A US court of appeals has ruled that Navy sonar used to detect submarines has broken whale-protecting marine law.
For over a decade, the Navy has been attempting to get approval for use of their low-frequency active sonar, used to detect enemy submarines, despite the damage to sonar-using marine mammals such as whales and dolphins.
Back in 2012, the Navy received permission from the National Marine Fisheries Service (NMFS), part of the National Oceanic and Atmospheric Administration (NOAA), to use the sonar as long as it shut down or delayed the equipment when there was direct evidence of marine animals detected nearby. Loud sonar pulses were banned near coastlines and in protected waters.
Unfortunately, under such vague guidelines, the Navy used the array equipment in both known and unknown biodiverse hotspots, such as the Galapagos Islands.
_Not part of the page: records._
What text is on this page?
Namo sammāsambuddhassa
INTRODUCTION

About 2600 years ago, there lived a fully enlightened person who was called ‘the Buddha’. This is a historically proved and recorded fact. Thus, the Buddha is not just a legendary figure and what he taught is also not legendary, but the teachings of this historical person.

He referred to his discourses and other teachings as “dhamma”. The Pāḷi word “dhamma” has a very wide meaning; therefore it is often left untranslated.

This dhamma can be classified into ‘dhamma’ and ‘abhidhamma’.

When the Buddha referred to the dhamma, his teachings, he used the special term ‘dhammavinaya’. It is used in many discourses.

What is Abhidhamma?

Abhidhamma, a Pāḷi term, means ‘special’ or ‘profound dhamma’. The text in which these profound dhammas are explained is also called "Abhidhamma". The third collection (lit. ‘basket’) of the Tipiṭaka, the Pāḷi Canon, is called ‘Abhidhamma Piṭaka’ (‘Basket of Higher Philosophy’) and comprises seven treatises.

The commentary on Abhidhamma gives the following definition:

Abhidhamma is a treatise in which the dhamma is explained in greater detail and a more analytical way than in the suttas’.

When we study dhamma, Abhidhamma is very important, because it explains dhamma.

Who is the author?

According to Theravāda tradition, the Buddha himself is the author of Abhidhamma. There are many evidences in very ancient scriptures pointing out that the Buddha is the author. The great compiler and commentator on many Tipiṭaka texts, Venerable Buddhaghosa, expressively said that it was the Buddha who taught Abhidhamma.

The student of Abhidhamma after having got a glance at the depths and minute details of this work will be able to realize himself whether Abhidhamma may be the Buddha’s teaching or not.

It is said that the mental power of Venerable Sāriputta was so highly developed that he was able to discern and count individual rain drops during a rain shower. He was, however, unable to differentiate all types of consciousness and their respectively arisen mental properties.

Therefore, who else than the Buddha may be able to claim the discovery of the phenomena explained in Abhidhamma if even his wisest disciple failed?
Environmental advocates led by the Natural Resources Defense Council (NRDC) claimed this was a violation of the Marine Mammal Protection Act and have successfully taken the NOAA to court to reappeal its approval.
“It’s important to understand that the ocean is a world of sound, not sight,” Michael Jasny, director of NRDC’s marine mammal protection project, told Wired. Whales, dolphins, and porpoises rely on underwater sound for navigating, hunting, meeting mates, and communicating. Interference in the frequencies used by these animals “can mean the difference between feeding and not feeding, or breeding and not breeding,” said Jasny.
Sound waves from these sonar systems can travel hundreds of miles underwater without losing intensity and reach up to 235 decibels. There have already been reported cases of whales stranding themselves while fleeing from Navy-based exercises using sonar.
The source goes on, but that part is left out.